Seleção oferece salários de até R$ 4 mil e vai contratar profissionais para atuar no Censo Agropecuário previsto para 2027

O Instituto Brasileiro de Geografia e Estatística (IBGE) prorrogou até 9 de julho o prazo de inscrição para o processo seletivo com 8.238 vagas temporárias em todo o país. A contratação vai reforçar as equipes que atuarão no Censo Agropecuário, Florestal e Aquícola, previsto para começar em janeiro de 2027.

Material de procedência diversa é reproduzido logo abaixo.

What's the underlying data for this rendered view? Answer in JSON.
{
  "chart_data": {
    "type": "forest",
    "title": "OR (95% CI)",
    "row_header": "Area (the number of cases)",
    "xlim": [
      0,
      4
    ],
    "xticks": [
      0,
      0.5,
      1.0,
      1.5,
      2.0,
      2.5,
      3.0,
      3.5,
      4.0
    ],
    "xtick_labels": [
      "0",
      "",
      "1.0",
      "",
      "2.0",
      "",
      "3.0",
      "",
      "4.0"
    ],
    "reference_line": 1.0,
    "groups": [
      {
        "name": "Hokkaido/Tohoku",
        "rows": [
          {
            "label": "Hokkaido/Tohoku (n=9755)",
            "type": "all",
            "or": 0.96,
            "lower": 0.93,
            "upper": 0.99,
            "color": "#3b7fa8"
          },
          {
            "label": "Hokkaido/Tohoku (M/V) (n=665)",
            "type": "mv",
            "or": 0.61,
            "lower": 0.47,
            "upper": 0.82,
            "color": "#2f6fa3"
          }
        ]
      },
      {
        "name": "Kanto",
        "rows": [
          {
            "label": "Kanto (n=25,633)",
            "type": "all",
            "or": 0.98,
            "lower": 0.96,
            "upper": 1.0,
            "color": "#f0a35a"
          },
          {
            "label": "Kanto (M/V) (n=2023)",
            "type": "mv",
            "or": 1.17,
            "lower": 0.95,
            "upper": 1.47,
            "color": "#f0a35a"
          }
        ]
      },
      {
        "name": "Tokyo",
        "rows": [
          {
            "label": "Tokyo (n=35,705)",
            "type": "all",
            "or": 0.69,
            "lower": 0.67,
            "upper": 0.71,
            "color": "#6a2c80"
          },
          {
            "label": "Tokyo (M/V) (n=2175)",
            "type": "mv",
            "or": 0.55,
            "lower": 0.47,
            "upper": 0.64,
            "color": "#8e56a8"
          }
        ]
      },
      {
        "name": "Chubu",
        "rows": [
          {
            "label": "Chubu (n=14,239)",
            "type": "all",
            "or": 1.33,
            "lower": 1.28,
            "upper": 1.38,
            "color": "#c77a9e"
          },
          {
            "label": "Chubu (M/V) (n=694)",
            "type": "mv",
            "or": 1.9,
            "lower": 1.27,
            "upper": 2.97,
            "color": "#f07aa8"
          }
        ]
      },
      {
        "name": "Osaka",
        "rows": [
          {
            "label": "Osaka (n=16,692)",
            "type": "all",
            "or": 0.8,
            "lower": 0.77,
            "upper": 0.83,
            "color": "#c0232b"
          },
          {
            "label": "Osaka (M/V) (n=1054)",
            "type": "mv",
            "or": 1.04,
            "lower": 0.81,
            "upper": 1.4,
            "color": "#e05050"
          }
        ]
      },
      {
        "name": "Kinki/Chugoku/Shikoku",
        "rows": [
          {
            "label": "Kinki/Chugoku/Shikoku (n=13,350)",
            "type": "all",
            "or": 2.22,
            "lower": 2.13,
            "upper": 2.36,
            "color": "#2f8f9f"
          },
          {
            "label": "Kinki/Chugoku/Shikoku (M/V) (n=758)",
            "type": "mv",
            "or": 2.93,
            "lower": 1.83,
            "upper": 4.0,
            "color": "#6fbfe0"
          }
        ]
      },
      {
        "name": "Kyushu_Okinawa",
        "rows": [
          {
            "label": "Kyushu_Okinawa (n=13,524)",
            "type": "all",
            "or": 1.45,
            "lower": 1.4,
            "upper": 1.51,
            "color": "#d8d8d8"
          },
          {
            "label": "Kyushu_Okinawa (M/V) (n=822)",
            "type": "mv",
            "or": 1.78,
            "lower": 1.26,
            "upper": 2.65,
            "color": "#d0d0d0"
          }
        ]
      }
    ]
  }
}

As oportunidades são para candidatos de níveis médio e superior, com salários que variam de R$ 2.128 a R$ 4.008, conforme o cargo. Entre as funções previstas estão postos de agente administrativo, agente de informática e supervisor regional.

A taxa de inscrição é de R$ 53 e o pagamento deve ser feito pelo site do Instituto Brasileiro de Formação e Capacitação (IBFC), banca responsável pela organização da seleção. Candidatos inscritos no Cadastro Único (CadÚnico) e doadores de medula óssea podem solicitar isenção da taxa, desde que cumpram as exigências previstas no edital.

A seleção será realizada em etapa única, por meio de prova objetiva, marcada para 27 de setembro. O exame terá 60 questões de língua portuguesa, raciocínio lógico, geografia e conhecimentos específicos. A divulgação do resultado final está prevista para 18 de dezembro.

Os aprovados serão contratados inicialmente pelo período de um ano, com possibilidade de prorrogação. Além do salário, os profissionais terão direito a benefícios como auxílio-alimentação de R$ 1.192, auxílio-transporte, auxílio pré-escolar, férias e 13º salário proporcional. Parte da remuneração também poderá variar de acordo com critérios de produtividade.

O edital prevê reserva de vagas para grupos específicos. Do total, 25% são destinadas a pessoas pretas e pardas, 5% a pessoas com deficiência, 3% a indígenas e 2% a quilombolas.

Realizado a cada dez anos, o Censo Agropecuário, Florestal e Aquícola levanta informações sobre produção rural, estrutura fundiária, criação animal, atividades aquícolas, uso da terra e condições de trabalho no campo. Os dados servem de base para políticas públicas, planejamento econômico e análise da realidade produtiva brasileira.